OK, here’s the rumor, the original fairy tale, as it first came to me:

Wondrous Winfrey’s, the popular manufacturer of wondrous chocolates, decided to branch out from their Rowley headquarters and open a wondrous retail outlet on Market Street in Ipswich. Fantastic! Shoppers will throng to such a place! Downtown Ipswich will blossom!

But then came Colleen Fermon, our town’s Public Health Director, swooping down on the candy-maker and ruling that they would have to put in a full commercial kitchen — Full! Commercial! Kitchen! — before opening their store on Market Street. Just to sell pretty little boxes of chocolate!
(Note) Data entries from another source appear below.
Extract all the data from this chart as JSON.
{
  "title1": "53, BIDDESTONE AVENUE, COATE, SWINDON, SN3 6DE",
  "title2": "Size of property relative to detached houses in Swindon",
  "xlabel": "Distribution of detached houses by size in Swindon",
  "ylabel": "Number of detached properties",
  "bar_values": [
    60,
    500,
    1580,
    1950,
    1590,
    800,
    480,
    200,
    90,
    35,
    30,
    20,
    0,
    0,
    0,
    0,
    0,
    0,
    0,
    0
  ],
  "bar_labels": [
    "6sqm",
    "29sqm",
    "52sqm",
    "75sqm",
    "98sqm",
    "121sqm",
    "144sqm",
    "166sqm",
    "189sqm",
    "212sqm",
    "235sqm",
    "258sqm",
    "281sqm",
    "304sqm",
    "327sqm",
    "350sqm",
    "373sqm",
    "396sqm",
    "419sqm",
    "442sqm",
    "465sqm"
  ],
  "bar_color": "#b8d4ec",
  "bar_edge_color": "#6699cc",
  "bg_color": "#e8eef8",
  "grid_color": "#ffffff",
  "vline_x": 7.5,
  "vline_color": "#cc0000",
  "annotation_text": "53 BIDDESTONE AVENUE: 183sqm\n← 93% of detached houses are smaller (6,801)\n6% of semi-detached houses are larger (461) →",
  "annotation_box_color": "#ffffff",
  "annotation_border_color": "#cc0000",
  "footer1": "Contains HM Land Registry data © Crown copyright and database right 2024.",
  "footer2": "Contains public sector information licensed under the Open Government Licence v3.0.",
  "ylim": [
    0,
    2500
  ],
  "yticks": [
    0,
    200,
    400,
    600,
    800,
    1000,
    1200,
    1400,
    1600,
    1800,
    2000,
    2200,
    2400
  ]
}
Which they had already made! At their factory all the way over in Rowley! ROWLEY!

So of course, Winfrey’s — balking at the horrendous cost of setting up a Full! Commercial! Kitchen! — backed out of the deal. Which means they would be keeping their tax dollars flowing to the Town of Rowley — and choking off any hope of improving the Ipswich downtown retail experience.

Outrageous. Tragic.

Also, as it turns out, a teensy-weensy bit untrue.

The rumor was so delicious, so fantastic, so extreme, I just couldn’t bring myself to spread it all over town. Oh, I wanted to. What a gusher of vitriol I could uncork on social media!

But first, just to confirm that this incredible fiasco had actually happened, I had to make a few inquiries. At Town Hall. With the realtor. With Winfrey’s.

Turns out, the rumor mill did get a few tiny little details just a tiny little bit wrong.

Like, for example, it wasn’t our dear Public Health Director’s call. When you’re handling food in the Commonwealth of Massachusetts — like placing individual pieces of candy in a display case — the state steps in, no matter what the Town’s rules may be, and insists on compliance with its public health regulations.

Let’s see, what else? Oh yeah. The state requirement isn’t exactly a Full! Commercial! Kitchen! What the state requires is a hand sink. Oh, and a mop sink. Slightly less burdensome than a Full! Commercial! Kitchen!

Then there was the minor matter of who was renting the space. Winfrey’s, right? Uh, no. The store was to be owned and operated by a young lady who would be contracting with Winfrey’s to sell their chocolates.

And why did the project fold? Why did the hand-drawn “Winfrey’s” sign come down out of the window? Was it the onerous regulations? Some jaded backroom politics? The Town’s crushing anti-business bureaucracy?

No. Actually, the young lady planning to sell Winfrey’s chocolates unexpectedly got an offer she couldn’t refuse: a job — with way better pay.


So, let’s recap.


Otherwise, the rumor was absolutely, entirely true.

I mean, yes, it was about chocolate.

And we should be outraged. Totally. Chocolate on Market Street would have been so cool.